Q1 2025 earnings summary
3 Feb, 2026Executive summary
Q1 FY25 results met expectations, with 5.4% service revenue growth driven by strong performance in Africa and Turkey, while Europe saw slower growth due to lower inflation and regulatory changes in Germany.
Group EBITDA/EBITDAaL grew 5.1% to €2.7 billion, benefiting from operational leverage and lower inflation.
Major transformation actions included the sale of Spain, a €2 billion share buyback, and a further 10% sell-down in Vantage Towers, reducing the stake to 50%.
Strategic priorities focus on customer satisfaction, operational simplicity, and growth, with 7,000 role reductions and a new ExCo structure implemented.
Operating profit rose 42.9% to €1.5 billion, mainly due to a €0.7 billion gain from the Indus Towers stake disposal.
Financial highlights
Group Q1 service revenue up 5.4% year-over-year, with adjusted EBITDAaL up 5.1% to €2.7 billion and margin at 29.7%.
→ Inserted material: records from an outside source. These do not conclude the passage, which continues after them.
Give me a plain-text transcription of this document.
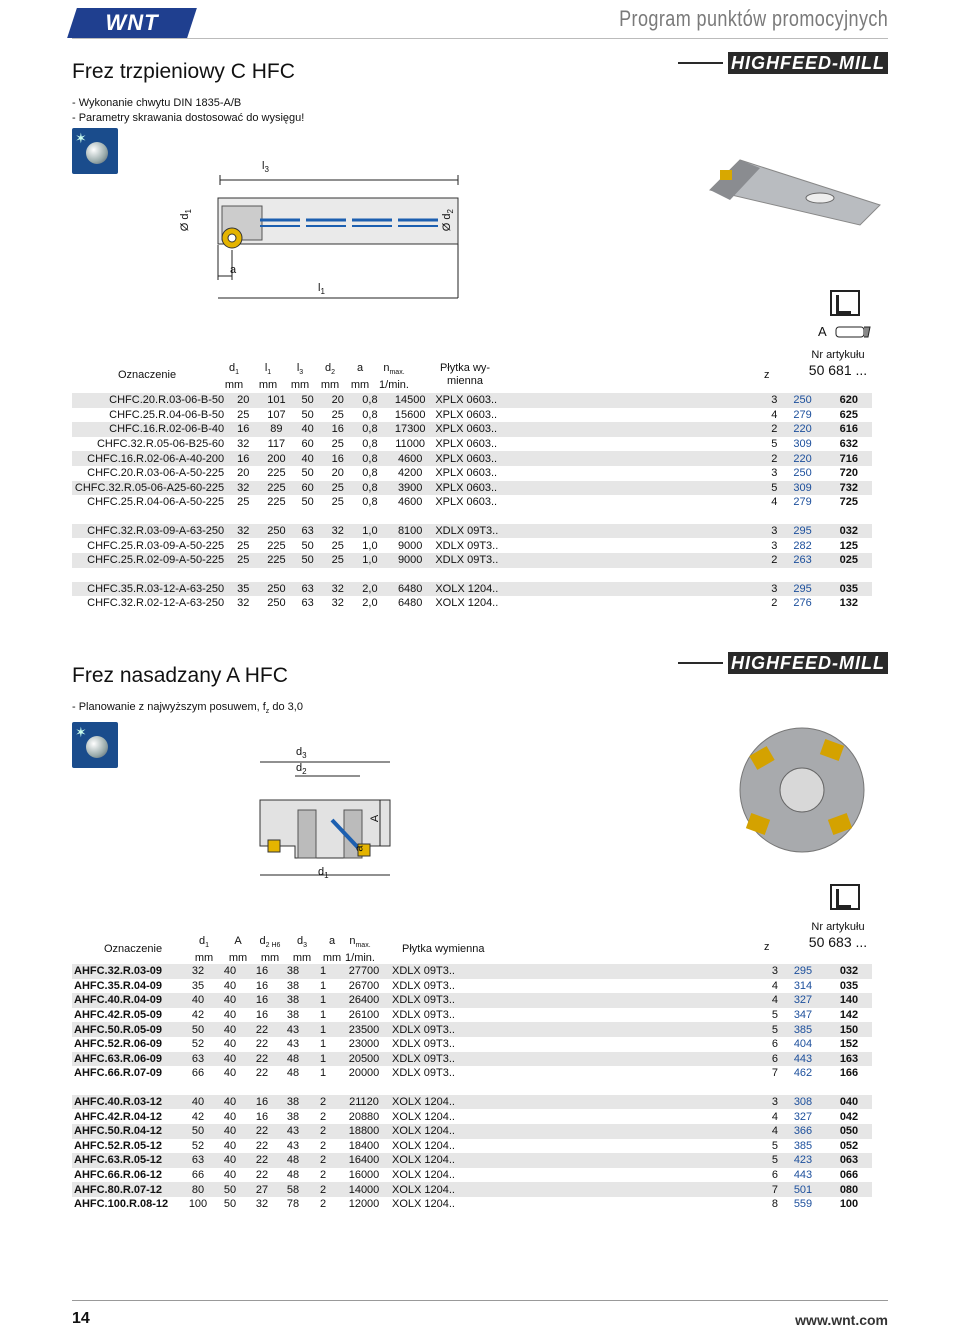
WNT	Program punktów promocyjnych
HIGHFEED-MILL
Frez trzpieniowy C HFC
- Wykonanie chwytu DIN 1835-A/B
- Parametry skrawania dostosować do wysięgu!
✶
$l_3$
Ø $d_1$
Ø $d_2$
a
$l_1$
A
Oznaczenie
$d_1$
mm
$l_1$
mm
$l_3$
mm
$d_2$
mm
a
mm
$n_{max.}$
1/min.
Płytka wy-
mienna	z
Nr artykułu
50 681 ...
CHFC.20.R.03-06-B-50	20	101	50	20	0,8	14500	XPLX 0603..	3	250	620
CHFC.25.R.04-06-B-50	25	107	50	25	0,8	15600	XPLX 0603..	4	279	625
CHFC.16.R.02-06-B-40	16	89	40	16	0,8	17300	XPLX 0603..	2	220	616
CHFC.32.R.05-06-B25-60	32	117	60	25	0,8	11000	XPLX 0603..	5	309	632
CHFC.16.R.02-06-A-40-200	16	200	40	16	0,8	4600	XPLX 0603..	2	220	716
CHFC.20.R.03-06-A-50-225	20	225	50	20	0,8	4200	XPLX 0603..	3	250	720
CHFC.32.R.05-06-A25-60-225	32	225	60	25	0,8	3900	XPLX 0603..	5	309	732
CHFC.25.R.04-06-A-50-225	25	225	50	25	0,8	4600	XPLX 0603..	4	279	725

CHFC.32.R.03-09-A-63-250	32	250	63	32	1,0	8100	XDLX 09T3..	3	295	032
CHFC.25.R.03-09-A-50-225	25	225	50	25	1,0	9000	XDLX 09T3..	3	282	125
CHFC.25.R.02-09-A-50-225	25	225	50	25	1,0	9000	XDLX 09T3..	2	263	025

CHFC.35.R.03-12-A-63-250	35	250	63	32	2,0	6480	XOLX 1204..	3	295	035
CHFC.32.R.02-12-A-63-250	32	250	63	32	2,0	6480	XOLX 1204..	2	276	132
HIGHFEED-MILL
Frez nasadzany A HFC
- Planowanie z najwyższym posuwem, $f_z$ do 3,0
✶
$d_3$
$d_2$
A
a
$d_1$
Oznaczenie
$d_1$
mm
A
mm
$d_{2 H6}$
mm
$d_3$
mm
a
mm
$n_{max.}$
1/min.
Płytka wymienna	z
Nr artykułu
50 683 ...
AHFC.32.R.03-09	32	40	16	38	1	27700	XDLX 09T3..	3	295	032
AHFC.35.R.04-09	35	40	16	38	1	26700	XDLX 09T3..	4	314	035
AHFC.40.R.04-09	40	40	16	38	1	26400	XDLX 09T3..	4	327	140
AHFC.42.R.05-09	42	40	16	38	1	26100	XDLX 09T3..	5	347	142
AHFC.50.R.05-09	50	40	22	43	1	23500	XDLX 09T3..	5	385	150
AHFC.52.R.06-09	52	40	22	43	1	23000	XDLX 09T3..	6	404	152
AHFC.63.R.06-09	63	40	22	48	1	20500	XDLX 09T3..	6	443	163
AHFC.66.R.07-09	66	40	22	48	1	20000	XDLX 09T3..	7	462	166

AHFC.40.R.03-12	40	40	16	38	2	21120	XOLX 1204..	3	308	040
AHFC.42.R.04-12	42	40	16	38	2	20880	XOLX 1204..	4	327	042
AHFC.50.R.04-12	50	40	22	43	2	18800	XOLX 1204..	4	366	050
AHFC.52.R.05-12	52	40	22	43	2	18400	XOLX 1204..	5	385	052
AHFC.63.R.05-12	63	40	22	48	2	16400	XOLX 1204..	5	423	063
AHFC.66.R.06-12	66	40	22	48	2	16000	XOLX 1204..	6	443	066
AHFC.80.R.07-12	80	50	27	58	2	14000	XOLX 1204..	7	501	080
AHFC.100.R.08-12	100	50	32	78	2	12000	XOLX 1204..	8	559	100
14	www.wnt.com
Total revenue increased by 2.8% to €9.0 billion, with organic growth partly offset by adverse FX movements.
All geographical segments grew EBITDA except Germany, which faced headwinds from the MDU transition.
UK service revenue flat to up 2.0%, Turkey up 91.9% (25% in euro terms), South Africa up 1.8%, Egypt up 43.6%.
OPEX remained flat, and energy cost headwinds dissipated compared to last year.
Outlook and guidance
FY25 guidance reiterated: Adjusted EBITDAaL of approximately €11 billion and adjusted free cash flow of at least €2.4 billion.
Sequential improvement expected in Vodafone Business and Germany, with stronger exit growth rate versus FY24.
Germany is expected to return to positive contribution in FY26 as MDU headwinds dissipate and B2B demand strengthens.
UK guidance for low single-digit top-line growth remains unchanged, with expected EBITDA growth and strong commercial momentum.
Europe as a whole is expected to see a U-shaped recovery, with Q2 as the trough due to MDU and price lapping impacts, followed by improvement in H2.